I am trying to make an NBT EVO into virgin unit but keep getting the error ECU request out of range from tool32.

I am running the nbtevo.prg file with the job of steuern_routine with the argument STEUERN_PERSISTENZ and in the drop down all inc. SWT

If someone could point me in the right direction or have any ideas of what the error could be, it would be much appreciated.

Thanks in advance


----------



## acoste (Nov 27, 2011)

are you using the correct argument?
there is a table in Tool32 that lists the valid arguments for the actual command.


----------



## Almaretto (Nov 17, 2015)

dee_0005 said:


> Hello,
> 
> I am trying to make an NBT EVO into virgin unit but keep getting the error ECU request out of range from tool32.
> 
> ...


If you are using Windows 10 and it worked before, you might try reinstalling in compatibility mode.

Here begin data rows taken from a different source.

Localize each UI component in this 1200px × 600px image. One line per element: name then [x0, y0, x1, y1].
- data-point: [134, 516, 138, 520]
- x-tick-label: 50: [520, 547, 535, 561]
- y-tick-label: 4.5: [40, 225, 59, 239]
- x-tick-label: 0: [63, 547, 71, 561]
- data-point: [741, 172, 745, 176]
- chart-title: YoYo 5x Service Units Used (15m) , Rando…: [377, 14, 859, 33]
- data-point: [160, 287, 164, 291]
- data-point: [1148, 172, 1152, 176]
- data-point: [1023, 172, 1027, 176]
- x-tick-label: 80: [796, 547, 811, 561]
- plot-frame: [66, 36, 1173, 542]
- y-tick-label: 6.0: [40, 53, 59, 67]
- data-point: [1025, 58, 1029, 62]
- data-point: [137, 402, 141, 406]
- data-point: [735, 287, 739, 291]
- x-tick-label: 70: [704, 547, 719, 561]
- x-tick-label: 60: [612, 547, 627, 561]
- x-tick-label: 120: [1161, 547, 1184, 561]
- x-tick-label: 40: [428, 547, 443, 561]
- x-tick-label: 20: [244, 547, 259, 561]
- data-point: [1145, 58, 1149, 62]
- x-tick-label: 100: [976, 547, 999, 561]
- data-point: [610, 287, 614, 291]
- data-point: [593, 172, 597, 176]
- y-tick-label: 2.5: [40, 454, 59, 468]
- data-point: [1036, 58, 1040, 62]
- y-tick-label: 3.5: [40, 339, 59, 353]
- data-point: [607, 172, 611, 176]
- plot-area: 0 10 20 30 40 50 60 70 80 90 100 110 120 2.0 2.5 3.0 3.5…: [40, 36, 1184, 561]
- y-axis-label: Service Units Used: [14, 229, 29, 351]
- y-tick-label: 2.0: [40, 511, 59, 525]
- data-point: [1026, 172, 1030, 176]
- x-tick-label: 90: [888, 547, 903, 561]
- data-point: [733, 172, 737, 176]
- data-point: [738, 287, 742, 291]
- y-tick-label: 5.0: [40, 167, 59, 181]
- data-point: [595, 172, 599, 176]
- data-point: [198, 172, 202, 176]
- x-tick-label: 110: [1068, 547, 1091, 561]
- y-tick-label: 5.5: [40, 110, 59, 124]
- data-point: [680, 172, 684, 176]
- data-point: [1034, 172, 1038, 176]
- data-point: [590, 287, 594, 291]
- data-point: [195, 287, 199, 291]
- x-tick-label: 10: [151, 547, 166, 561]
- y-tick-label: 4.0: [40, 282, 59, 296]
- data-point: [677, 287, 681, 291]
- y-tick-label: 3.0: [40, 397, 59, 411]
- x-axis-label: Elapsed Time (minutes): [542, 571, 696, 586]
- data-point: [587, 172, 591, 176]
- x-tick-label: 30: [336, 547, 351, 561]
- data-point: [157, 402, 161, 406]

In my case, my INPA and Tool32 were working fine before a few mass updates, including recent anniversary update. I was getting the same error as you. But, after reinstall, I am able to communicate with car again without errors.


----------



## dee_0005 (Jul 28, 2016)

Thank you for the suggestions. I was able to get it figured out I think. It was the psdzdata that was causing the issue. This was the first time I used tool32. When I checked the fsc status in esys it gave me an error about the ecu being null.


----------